Maybe smaller organizations can initially survive with using groups to determine the level of authorization to applications or services. However, larger enterprises, where users are often members of multiple groups, need to be concerned with the token size. All tokens have a maximum allowable limit due to header size restrictions. For example, Okta’s group limit is 100, Azure/O365 restricts SAML tokens to 150 groups, 200 groups for JWTs. Additionally, this affects Kerberos tokens which prevents login when a user is a member of around 125 groups or more. As such, if a user is a member of 202 groups, then the user will receive errors when trying to login to various applications/services (i.e. HTTP 400).

It’s just a math problem.

Applications and services can have a multitude of permissions. At the time of writing, Salesforce has a maximum of 1500 custom profiles, which is the main permission set within the service, Azure has a maximum of 5000 custom roles per tenant and AWS has a maximum of 5000 IAM roles per AWS account.  Any authorization that needs to be attached to security groups will then require a security group to be created per role per account/tenant. When you take in to consideration that many enterprises have hundreds of tenants and accounts, it starts to compound quite rapidly.  Even if an organization consolidates, typically the math for a large enterprise can realistically result in hundreds of thousands of security groups with users having to be members of hundreds of these groups, which can quickly add up to surpass the maximums mentioned above.

This is not new to the IT industry as many large organizations have experienced the growing pains of discovering these complications as they merge or expand in size and have a desire to increase their security posture. More information can be found by searching online for “token bloat”.

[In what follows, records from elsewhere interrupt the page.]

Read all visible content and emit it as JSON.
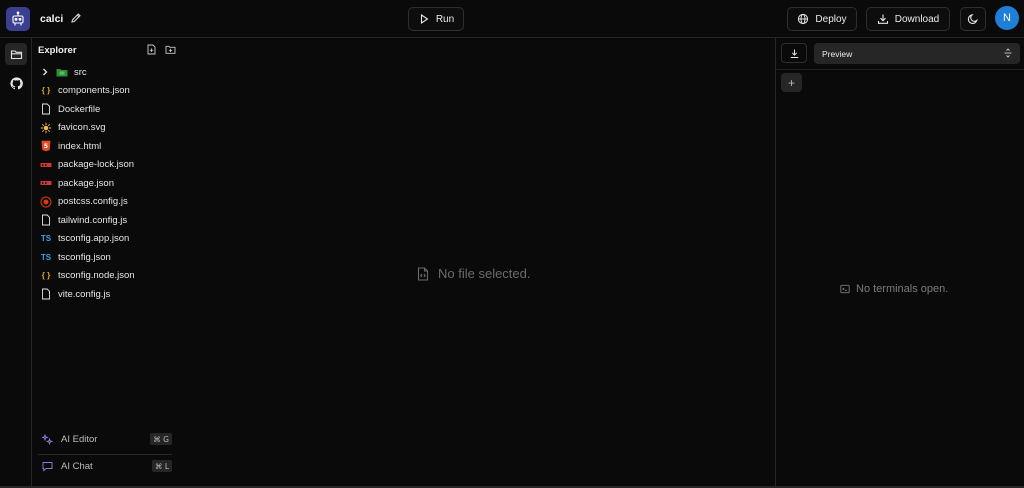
{
  "header": {
    "project_name": "calci",
    "run_label": "Run",
    "deploy_label": "Deploy",
    "download_label": "Download",
    "avatar_initial": "N",
    "avatar_color": "#1f7fd6"
  },
  "explorer": {
    "title": "Explorer",
    "items": [
      {
        "name": "src",
        "type": "folder",
        "icon": "folder-src-icon"
      },
      {
        "name": "components.json",
        "type": "file",
        "icon": "json-icon"
      },
      {
        "name": "Dockerfile",
        "type": "file",
        "icon": "file-icon"
      },
      {
        "name": "favicon.svg",
        "type": "file",
        "icon": "svg-icon"
      },
      {
        "name": "index.html",
        "type": "file",
        "icon": "html-icon"
      },
      {
        "name": "package-lock.json",
        "type": "file",
        "icon": "npm-icon"
      },
      {
        "name": "package.json",
        "type": "file",
        "icon": "npm-icon"
      },
      {
        "name": "postcss.config.js",
        "type": "file",
        "icon": "postcss-icon"
      },
      {
        "name": "tailwind.config.js",
        "type": "file",
        "icon": "file-icon"
      },
      {
        "name": "tsconfig.app.json",
        "type": "file",
        "icon": "typescript-icon"
      },
      {
        "name": "tsconfig.json",
        "type": "file",
        "icon": "typescript-icon"
      },
      {
        "name": "tsconfig.node.json",
        "type": "file",
        "icon": "json-icon"
      },
      {
        "name": "vite.config.js",
        "type": "file",
        "icon": "file-icon"
      }
    ]
  },
  "ai": {
    "editor_label": "AI Editor",
    "editor_shortcut": "⌘ G",
    "chat_label": "AI Chat",
    "chat_shortcut": "⌘ L"
  },
  "editor": {
    "empty_text": "No file selected."
  },
  "right_panel": {
    "preview_label": "Preview",
    "add_label": "+",
    "empty_text": "No terminals open."
  }
}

In addition to token bloat, there are also known AD replication issues with group membership sizing as well as the issue of the lifetime of groups, since groups can continue to exist long after the application is removed, and may even be used for other unintended purposes. Consequently, this is why most industry experts recommend that enterprises, or any organizations planning for their future, use role based authorization, instead of group membership due to the above mentioned restrictions and also due to the amount of information that can end up in the token.

How Azure AD makes it easier.

Unlike other IdPs, Azure AD natively handles and manages application roles for enterprise application, including many SaaS services as well as custom applications. Therefore, when assigning users to these services, the administrators can choose specific application roles, which are not mapped to any security groups.

These roles can also be included in access packages that can be assigned to or requested by end users and for which access reviews can be created.

In a follow-up post I will go into the various options that are available, as well as some of my own recommendations when architecting security solutions for identity governance.